On a technical level, the 38-year-old has a preference in shooting with prime lenses, with nice fall off and bokeh, and while smartphone cameras don’t offer this due to the design and size of the lens, what the iPhone 13 has is a powerful Cinematic Mode which simulates this feel and look. In fact, it was his obsession with Cinematic Mode that made him use it primarily for this film. 

“I really wanted to push the device itself to its limits. The vast majority of the piece was shot in cinematic mode in the native app and it performed brilliantly,” gushed the filmmaker. 

“I just want to shoot it on Cinematic mode, I want to shoot everything on Cinematic mode, I’m like, obsessed with Cinematic mode.” 
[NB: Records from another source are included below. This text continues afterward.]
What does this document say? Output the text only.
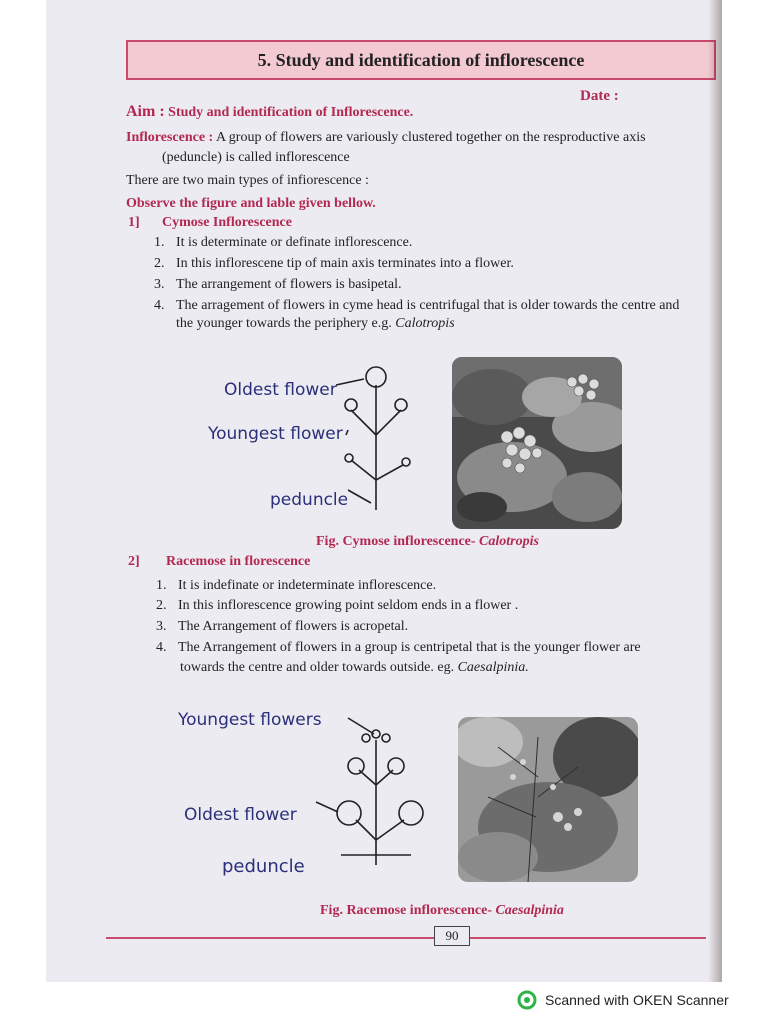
5. Study and identification of inflorescence
Date :
Aim : Study and identification of Inflorescence.
Inflorescence : A group of flowers are variously clustered together on the resproductive axis
(peduncle) is called inflorescence
There are two main types of infiorescence :
Observe the figure and lable given bellow.
1] Cymose Inflorescence
1. It is determinate or definate inflorescence.
2. In this inflorescene tip of main axis terminates into a flower.
3. The arrangement of flowers is basipetal.
4. The arragement of flowers in cyme head is centrifugal that is older towards the centre and
the younger towards the periphery e.g. Calotropis
Oldest flower
Youngest flower
peduncle
Fig. Cymose inflorescence- Calotropis
2] Racemose in florescence
1. It is indefinate or indeterminate inflorescence.
2. In this inflorescence growing point seldom ends in a flower .
3. The Arrangement of flowers is acropetal.
4. The Arrangement of flowers in a group is centripetal that is the younger flower are
towards the centre and older towards outside. eg. Caesalpinia.
Youngest flowers
Oldest flower
peduncle
Fig. Racemose inflorescence- Caesalpinia
90
Scanned with OKEN Scanner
One of the benefits in using a small device during the shoot was the versatility, as the relative small size of the Apple 13 Pro allowed for more unique angles, such as when the phone was attached to a butcher knife for more creative shots. It also provided a less intrusive feel to those being filmed, which allowed those interviewed for the film to feel more at ease during filming. Also, the all encompassing macro lenses allowed him to capture sharp details in food, without the need of additional accessories.
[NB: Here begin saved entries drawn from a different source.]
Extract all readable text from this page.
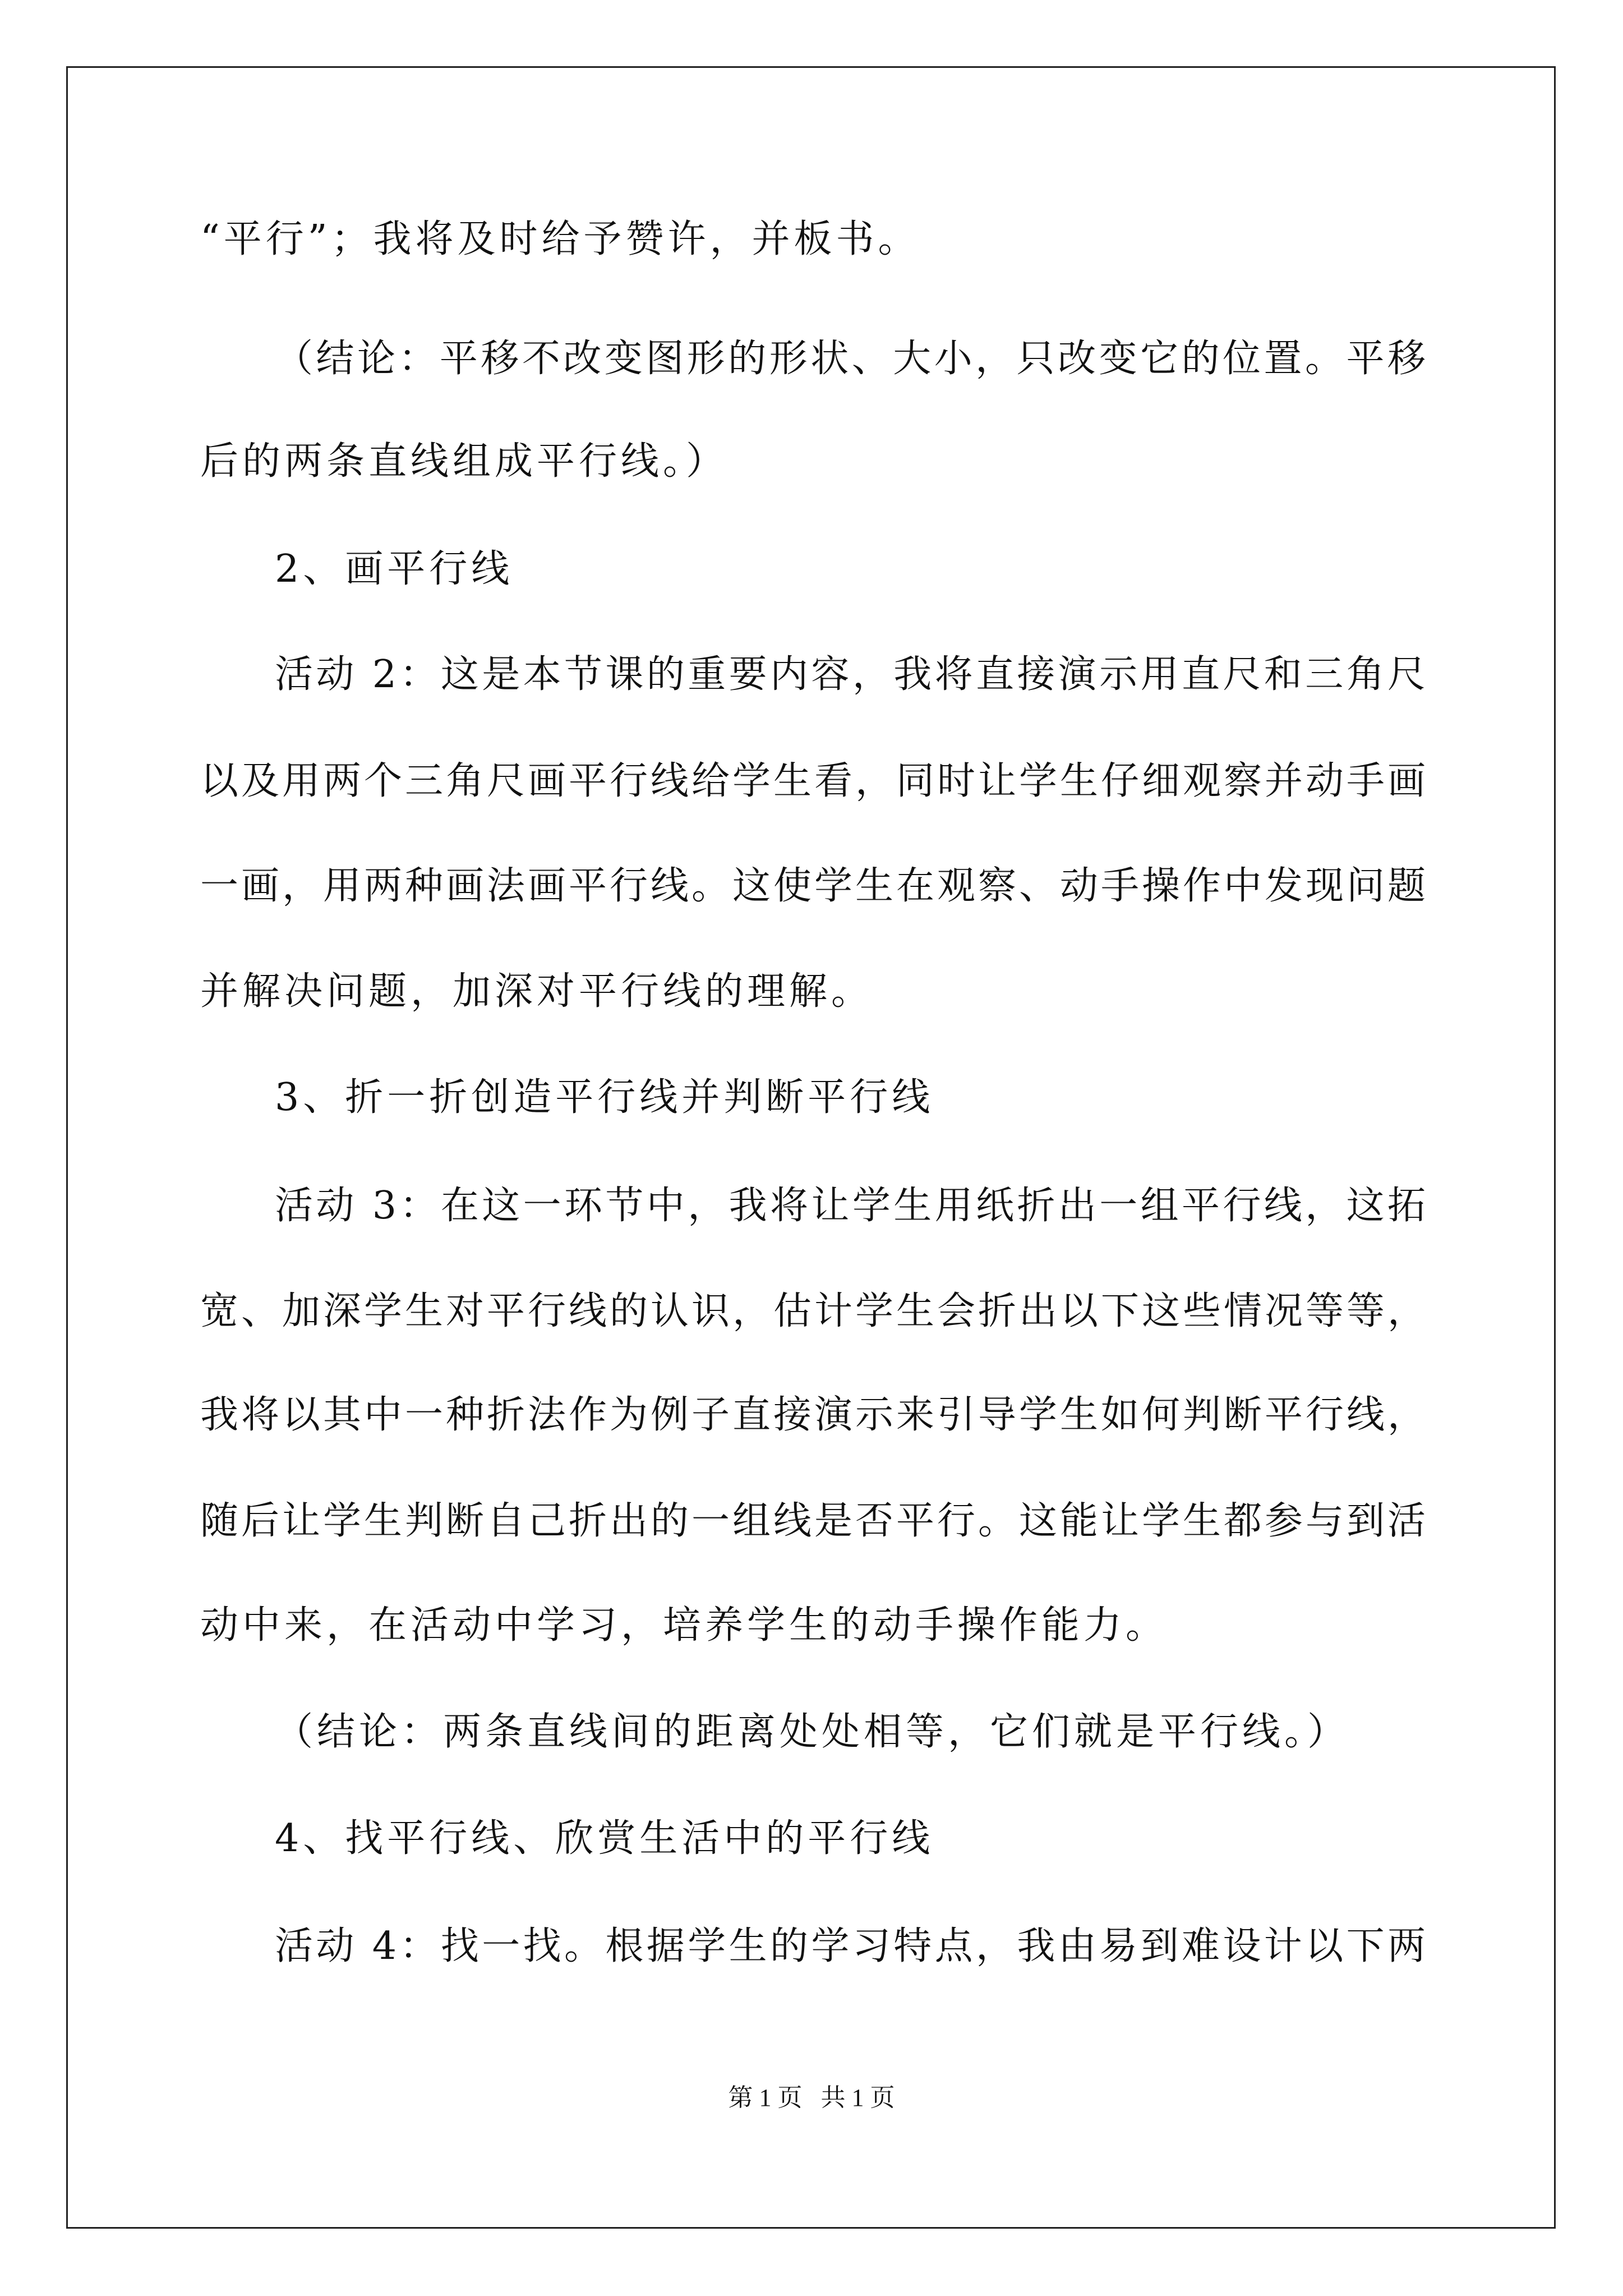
“平行”；我将及时给予赞许，并板书。
（结论：平移不改变图形的形状、大小，只改变它的位置。平移
后的两条直线组成平行线。）
2、画平行线
活动 2：这是本节课的重要内容，我将直接演示用直尺和三角尺
以及用两个三角尺画平行线给学生看，同时让学生仔细观察并动手画
一画，用两种画法画平行线。这使学生在观察、动手操作中发现问题
并解决问题，加深对平行线的理解。
3、折一折创造平行线并判断平行线
活动 3：在这一环节中，我将让学生用纸折出一组平行线，这拓
宽、加深学生对平行线的认识，估计学生会折出以下这些情况等等，
我将以其中一种折法作为例子直接演示来引导学生如何判断平行线，
随后让学生判断自己折出的一组线是否平行。这能让学生都参与到活
动中来，在活动中学习，培养学生的动手操作能力。
（结论：两条直线间的距离处处相等，它们就是平行线。）
4、找平行线、欣赏生活中的平行线
活动 4：找一找。根据学生的学习特点，我由易到难设计以下两
第 1 页   共 1 页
For audio, the nature of the work meant that Gelb relied on separate audio recording and mixing but did state when he wanted ambience sound, the iPhone 13 Pro’s microphone did an excellent job in this regard, and some of those audio clips made their way into the final film.  

So was the iPhone 13 Pro the perfect tool? Yes, but if anything, there are improvements to look forward to and on his wish list for Cinematic mode? Slow motion, and ability to shoot in larger format.

Since the launch of the iPhone, Apple has been pushing these boundaries with every iPhone release. While they may not have the highest megapixels and gimmicks that other smartphone manufacturers have, what they include are features that work in a cohesive and organic way, giving the creator the freedom to create vs burning our faces in multiple menus and settings just to get the shot we want. 

So now that the project is completed, one final question that seemingly deserves an answer – which of the two stalls serves the superior chicken rice?

“It’s tough,” admits Gelb. 

“We have great sauce; we have beautiful rice. One is a little fattier, on the Ah Tai side, and there’s a little bit in the leaner-ness going on with Tian Tian. But I think they are both fantastic.”